Another approach to take toward this issue is to think in terms of the differing circumstances of individuals within groups. If thousands or millions of people across countries and continents were opposed to something (Papias' premillennialism, a claim about the authorship of a certain book, a passage contained in a book considered scripture, or whatever), how likely is it that all of those individuals would simultaneously have sufficient motivation and opportunity to do something like destroy copies of a document or change its text? People range across a spectrum in terms of their interests, moral standards, how much risk they're willing to take in a given situation, their health, the responsibilities they have, etc. The fact that two people oppose something like the premillennial beliefs of Papias doesn't prove that both would be willing to do something to suppress what Papias said, that they'd both have sufficient opportunity to do so if they had that interest, that they'd agree on taking one approach toward the situation rather than another (e.g., destroying copies of Papias' writings rather than changing the text of those documents), and so on.

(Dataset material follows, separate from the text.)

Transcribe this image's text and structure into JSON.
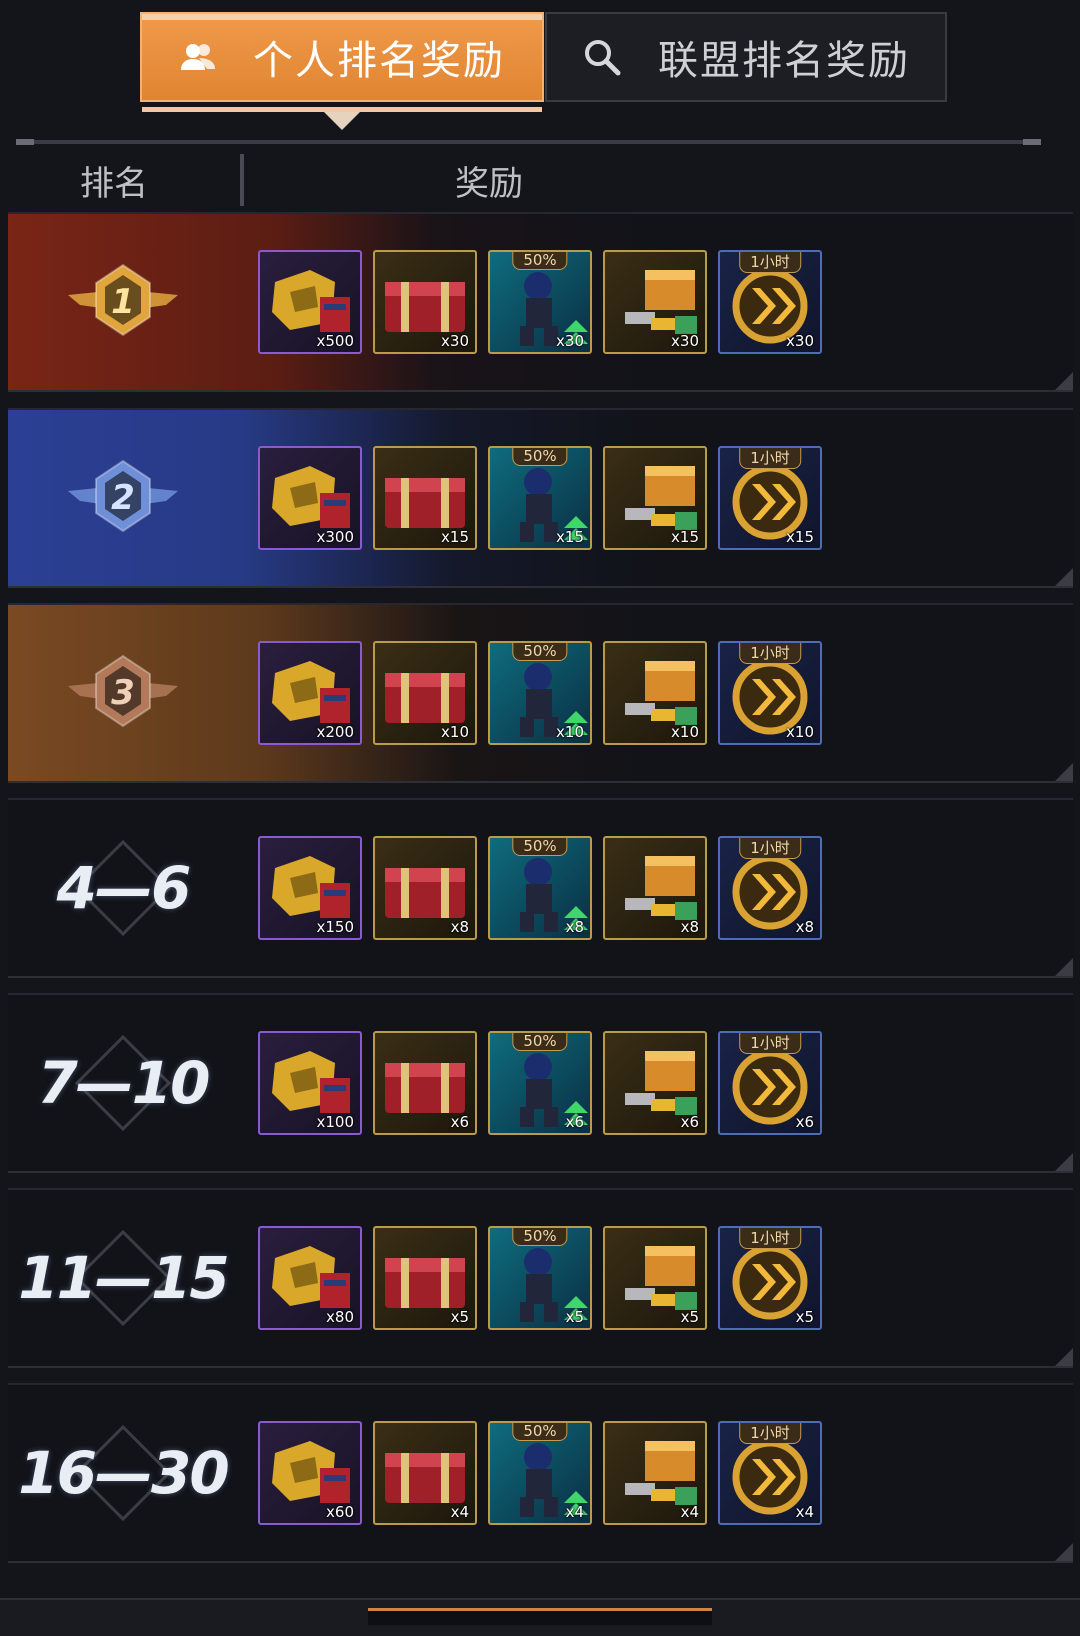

Critics of Christianity often put forward hypotheses that would require an inordinately large amount of coordination among the people involved. The fact that people are sometimes dishonest, for example, doesn't justify a hypothesis involving a far larger degree of dishonesty than we typically see. If skeptics are going to increase the number and variety of people involved in that sort of activity, they need to increase their argumentation accordingly. It's one thing to forge a document written to an individual on one occasion, such as a letter from Paul to Philemon. It's something else to forge multiple documents written to a much larger number of people on multiple occasions, such as two letters of Paul to the Corinthians. It's one thing to speculate that one or two of the individuals who allegedly saw Jesus after he rose from the dead were hallucinating. It's something else to suggest that most or all of the witnesses were hallucinating. We have to make these distinctions.